38. What are your first start-up checks on a chiller plant?

Verify water flow, correct valve positions, pump rotation, clean strainers, stable condenser water conditions, and safeties. Trend key temperatures and pressures during loading so the plant proves stability before handover.

39. What should a TAB report include for an HVAC handover?

Include design vs measured air and water flows, static pressures, coil ΔT, damper and valve positions, and instrument details. A good TAB report lets you replicate performance and diagnose deviations later.

40. How do you defend code compliance in HVAC design reviews?

Show ventilation basis, energy intent, control sequences, and measurable acceptance checks. Reference the standard requirement to a drawing note, schedule, and commissioning test so compliance is auditable, not assumed.

Conclusion

Finishing this HVAC set, one theme stays consistent: strong answers tie the textbook to what occupants actually feel. Sizing is not presented as a number; it is explained as a choice that protects comfort, air quality, and operating cost.

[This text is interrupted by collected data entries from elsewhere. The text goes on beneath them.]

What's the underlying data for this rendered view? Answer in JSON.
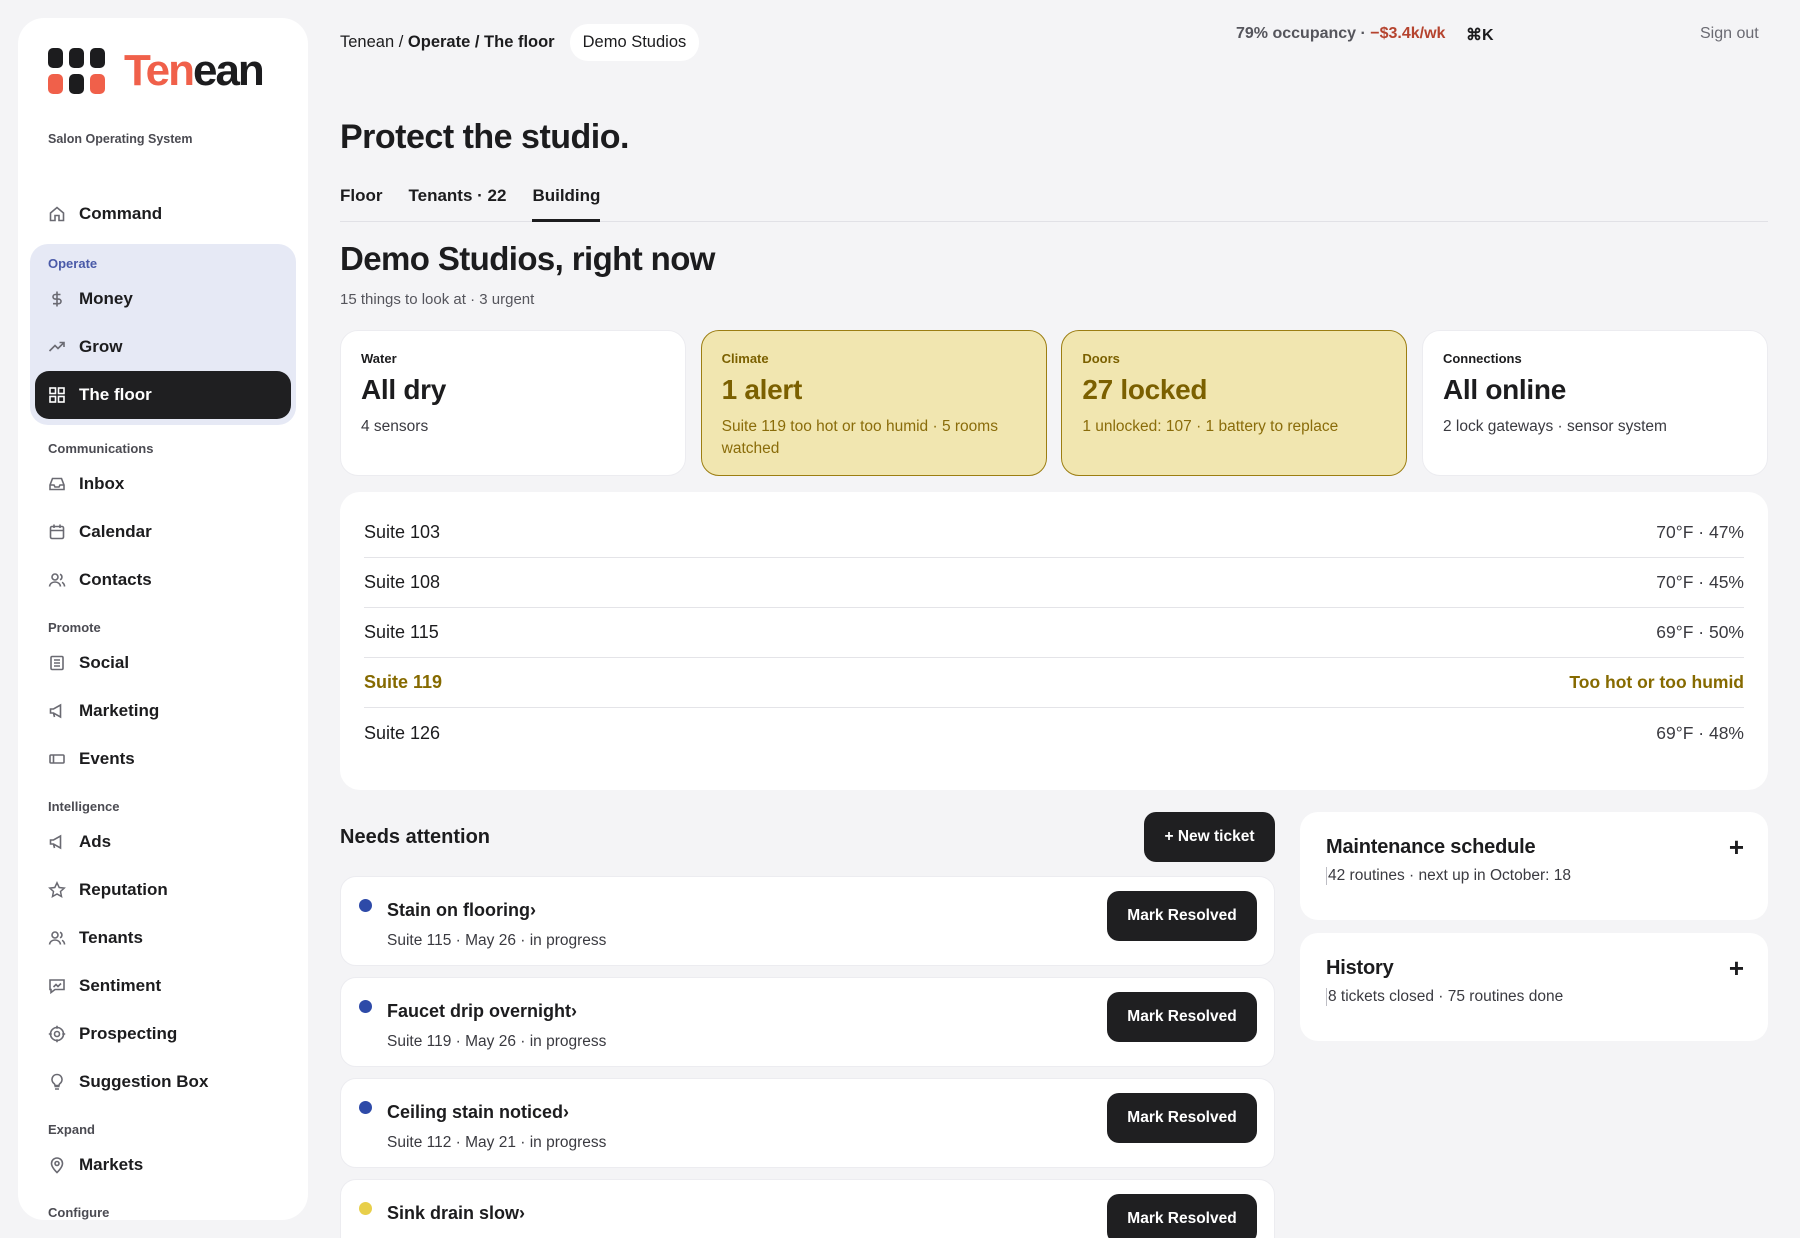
{
  "brand": {
    "name_accent": "Ten",
    "name_rest": "ean",
    "tagline": "Salon Operating System",
    "colors": {
      "accent": "#f0604a",
      "dark": "#1f1f21",
      "warn_bg": "#f1e6b0",
      "warn_text": "#7b6000",
      "active_group_bg": "#e6e9f5"
    }
  },
  "sidebar": {
    "top": {
      "label": "Command",
      "icon": "home-icon"
    },
    "groups": [
      {
        "label": "Operate",
        "items": [
          {
            "label": "Money",
            "icon": "dollar-icon"
          },
          {
            "label": "Grow",
            "icon": "trend-up-icon"
          },
          {
            "label": "The floor",
            "icon": "grid-icon"
          }
        ]
      },
      {
        "label": "Communications",
        "items": [
          {
            "label": "Inbox",
            "icon": "inbox-icon"
          },
          {
            "label": "Calendar",
            "icon": "calendar-icon"
          },
          {
            "label": "Contacts",
            "icon": "people-icon"
          }
        ]
      },
      {
        "label": "Promote",
        "items": [
          {
            "label": "Social",
            "icon": "document-icon"
          },
          {
            "label": "Marketing",
            "icon": "megaphone-icon"
          },
          {
            "label": "Events",
            "icon": "ticket-icon"
          }
        ]
      },
      {
        "label": "Intelligence",
        "items": [
          {
            "label": "Ads",
            "icon": "megaphone-icon"
          },
          {
            "label": "Reputation",
            "icon": "star-icon"
          },
          {
            "label": "Tenants",
            "icon": "people-icon"
          },
          {
            "label": "Sentiment",
            "icon": "chat-chart-icon"
          },
          {
            "label": "Prospecting",
            "icon": "target-icon"
          },
          {
            "label": "Suggestion Box",
            "icon": "lightbulb-icon"
          }
        ]
      },
      {
        "label": "Expand",
        "items": [
          {
            "label": "Markets",
            "icon": "location-pin-icon"
          }
        ]
      },
      {
        "label": "Configure",
        "items": []
      }
    ]
  },
  "topbar": {
    "crumb_root": "Tenean",
    "crumb_sep": " / ",
    "crumb_section": "Operate",
    "crumb_page": "The floor",
    "workspace": "Demo Studios",
    "occupancy": "79% occupancy · ",
    "loss": "−$3.4k/wk",
    "command_shortcut": "⌘K",
    "sign_out": "Sign out"
  },
  "page": {
    "title": "Protect the studio.",
    "tabs": [
      "Floor",
      "Tenants · 22",
      "Building"
    ],
    "section_title": "Demo Studios, right now",
    "summary": "15 things to look at · 3 urgent"
  },
  "status_cards": [
    {
      "label": "Water",
      "value": "All dry",
      "detail": "4 sensors"
    },
    {
      "label": "Climate",
      "value": "1 alert",
      "detail": "Suite 119 too hot or too humid · 5 rooms watched"
    },
    {
      "label": "Doors",
      "value": "27 locked",
      "detail": "1 unlocked: 107 · 1 battery to replace"
    },
    {
      "label": "Connections",
      "value": "All online",
      "detail": "2 lock gateways · sensor system"
    }
  ],
  "rooms": [
    {
      "name": "Suite 103",
      "reading": "70°F · 47%"
    },
    {
      "name": "Suite 108",
      "reading": "70°F · 45%"
    },
    {
      "name": "Suite 115",
      "reading": "69°F · 50%"
    },
    {
      "name": "Suite 119",
      "reading": "Too hot or too humid"
    },
    {
      "name": "Suite 126",
      "reading": "69°F · 48%"
    }
  ],
  "attention": {
    "title": "Needs attention",
    "new_ticket": "+ New ticket",
    "tickets": [
      {
        "title": "Stain on flooring›",
        "meta": "Suite 115 · May 26 · in progress",
        "action": "Mark Resolved",
        "dot_color": "#2e4aa8"
      },
      {
        "title": "Faucet drip overnight›",
        "meta": "Suite 119 · May 26 · in progress",
        "action": "Mark Resolved",
        "dot_color": "#2e4aa8"
      },
      {
        "title": "Ceiling stain noticed›",
        "meta": "Suite 112 · May 21 · in progress",
        "action": "Mark Resolved",
        "dot_color": "#2e4aa8"
      },
      {
        "title": "Sink drain slow›",
        "meta": "",
        "action": "Mark Resolved",
        "dot_color": "#e8cf4a"
      }
    ]
  },
  "side_panels": [
    {
      "title": "Maintenance schedule",
      "detail": "42 routines · next up in October: 18",
      "toggle": "+"
    },
    {
      "title": "History",
      "detail": "8 tickets closed · 75 routines done",
      "toggle": "+"
    }
  ]
}
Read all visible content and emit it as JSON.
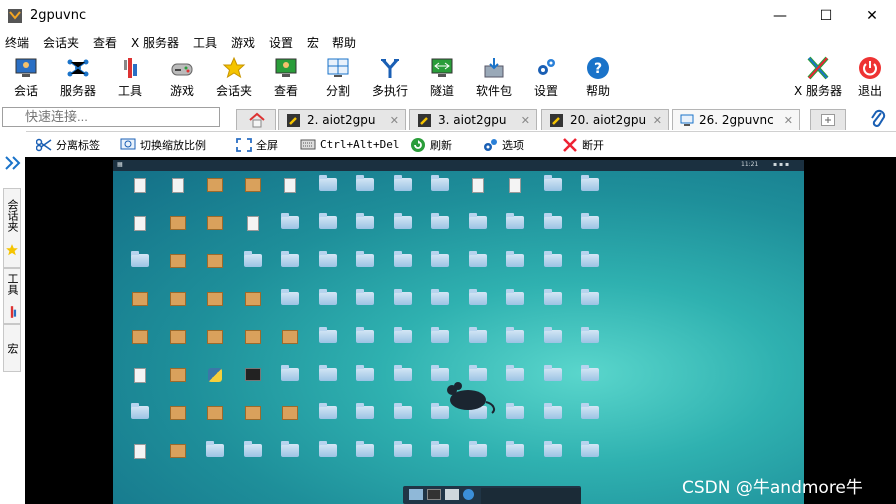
{
  "window": {
    "title": "2gpuvnc",
    "minimize": "—",
    "maximize": "☐",
    "close": "✕"
  },
  "menu": [
    "终端",
    "会话夹",
    "查看",
    "X 服务器",
    "工具",
    "游戏",
    "设置",
    "宏",
    "帮助"
  ],
  "toolbar": [
    {
      "label": "会话",
      "icon": "session-icon"
    },
    {
      "label": "服务器",
      "icon": "servers-icon"
    },
    {
      "label": "工具",
      "icon": "tools-icon"
    },
    {
      "label": "游戏",
      "icon": "games-icon"
    },
    {
      "label": "会话夹",
      "icon": "star-icon"
    },
    {
      "label": "查看",
      "icon": "view-icon"
    },
    {
      "label": "分割",
      "icon": "split-icon"
    },
    {
      "label": "多执行",
      "icon": "multiexec-icon"
    },
    {
      "label": "隧道",
      "icon": "tunnel-icon"
    },
    {
      "label": "软件包",
      "icon": "packages-icon"
    },
    {
      "label": "设置",
      "icon": "settings-icon"
    },
    {
      "label": "帮助",
      "icon": "help-icon"
    }
  ],
  "toolbar_right": [
    {
      "label": "X 服务器",
      "icon": "x-server-icon"
    },
    {
      "label": "退出",
      "icon": "power-icon"
    }
  ],
  "quick_connect": {
    "placeholder": "快速连接..."
  },
  "tabs": [
    {
      "label": "2. aiot2gpu"
    },
    {
      "label": "3. aiot2gpu"
    },
    {
      "label": "20. aiot2gpu"
    },
    {
      "label": "26. 2gpuvnc"
    }
  ],
  "subtoolbar": [
    {
      "label": "分离标签",
      "icon": "scissors-icon"
    },
    {
      "label": "切换缩放比例",
      "icon": "zoom-icon"
    },
    {
      "label": "全屏",
      "icon": "fullscreen-icon"
    },
    {
      "label": "Ctrl+Alt+Del",
      "icon": "keyboard-icon"
    },
    {
      "label": "刷新",
      "icon": "refresh-icon"
    },
    {
      "label": "选项",
      "icon": "options-icon"
    },
    {
      "label": "断开",
      "icon": "disconnect-icon"
    }
  ],
  "sidebar": [
    {
      "label": "会话夹"
    },
    {
      "label": "工具"
    },
    {
      "label": "宏"
    }
  ],
  "remote_desktop": {
    "clock": "11:21"
  },
  "watermark": "CSDN @牛andmore牛",
  "colors": {
    "accent": "#1a73c9",
    "desktop": "#1e8f9a"
  }
}
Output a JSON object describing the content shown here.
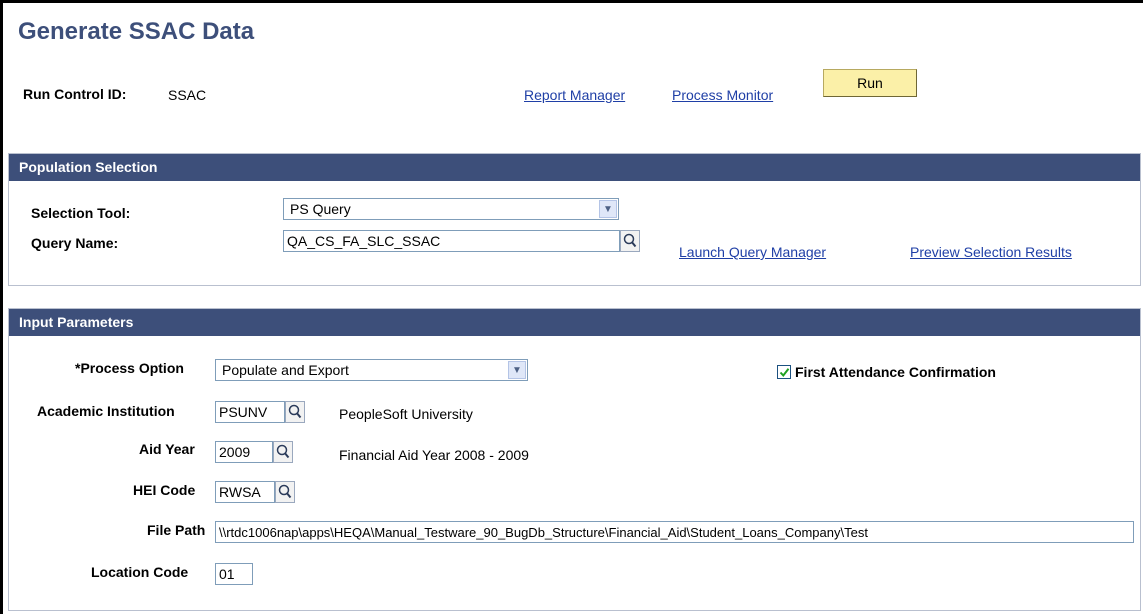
{
  "page": {
    "title": "Generate SSAC Data"
  },
  "run_control": {
    "label": "Run Control ID:",
    "value": "SSAC"
  },
  "links": {
    "report_manager": "Report Manager",
    "process_monitor": "Process Monitor"
  },
  "run_button": {
    "label": "Run"
  },
  "population_selection": {
    "header": "Population Selection",
    "selection_tool": {
      "label": "Selection Tool:",
      "value": "PS Query"
    },
    "query_name": {
      "label": "Query Name:",
      "value": "QA_CS_FA_SLC_SSAC"
    },
    "launch_query_manager": "Launch Query Manager",
    "preview_selection_results": "Preview Selection Results"
  },
  "input_parameters": {
    "header": "Input Parameters",
    "process_option": {
      "label": "*Process Option",
      "value": "Populate and Export"
    },
    "first_attendance": {
      "label": "First Attendance Confirmation",
      "checked": true
    },
    "academic_institution": {
      "label": "Academic Institution",
      "value": "PSUNV",
      "description": "PeopleSoft University"
    },
    "aid_year": {
      "label": "Aid Year",
      "value": "2009",
      "description": "Financial Aid Year 2008 - 2009"
    },
    "hei_code": {
      "label": "HEI Code",
      "value": "RWSA"
    },
    "file_path": {
      "label": "File Path",
      "value": "\\\\rtdc1006nap\\apps\\HEQA\\Manual_Testware_90_BugDb_Structure\\Financial_Aid\\Student_Loans_Company\\Test"
    },
    "location_code": {
      "label": "Location Code",
      "value": "01"
    }
  },
  "colors": {
    "header_bg": "#3d4f7a",
    "link": "#1f3fa6",
    "run_button_bg": "#fbf0a8"
  },
  "icons": {
    "lookup": "magnifier-lookup-icon",
    "dropdown": "chevron-down-icon",
    "checkbox": "checkmark-icon"
  }
}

Controls are described like real sequences, with what can go wrong and how it shows up on site. When the thinking stays measurable and practical, the discussion sounds like someone who has seen buildings misbehave. That is what interviewers trust.

FAQs 

1. What questions are asked in an HVAC engineer interview?

Expect load and sizing logic, psychrometrics, refrigeration basics, duct and hydronic design, AHU and VAV sequences, plus commissioning and code thinking. Interviewers look for defensible decisions, not memorized definitions.

2. How do I prepare for an HVAC design engineer interview quickly?

Practice explaining one full design path: load to equipment, airflow to duct sizing, chilled water to pumping, then controls and commissioning checks. Short explanations with one micro example beat long theory dumps.

3. Which HVAC software is most asked about in interviews?

Load tools like Carrier HAP or Trane TRACE are commonly mentioned, along with BIM and drafting workflows. What matters most is explaining your inputs, assumptions, and how you sanity-check the output.

4. What is the most common HVAC sizing mistake engineers make?

Oversizing without validating latent control and part load behavior. The system may “meet tons,” yet fail in humidity, noise, or ventilation once installed.

5. Which ASHRAE topics come up most in HVAC interviews?

Ventilation and IAQ intent, plus how you prove compliance through measurable outdoor air rates and commissioning tests. Hiring teams often probe how you prevent under-ventilation during real operating modes.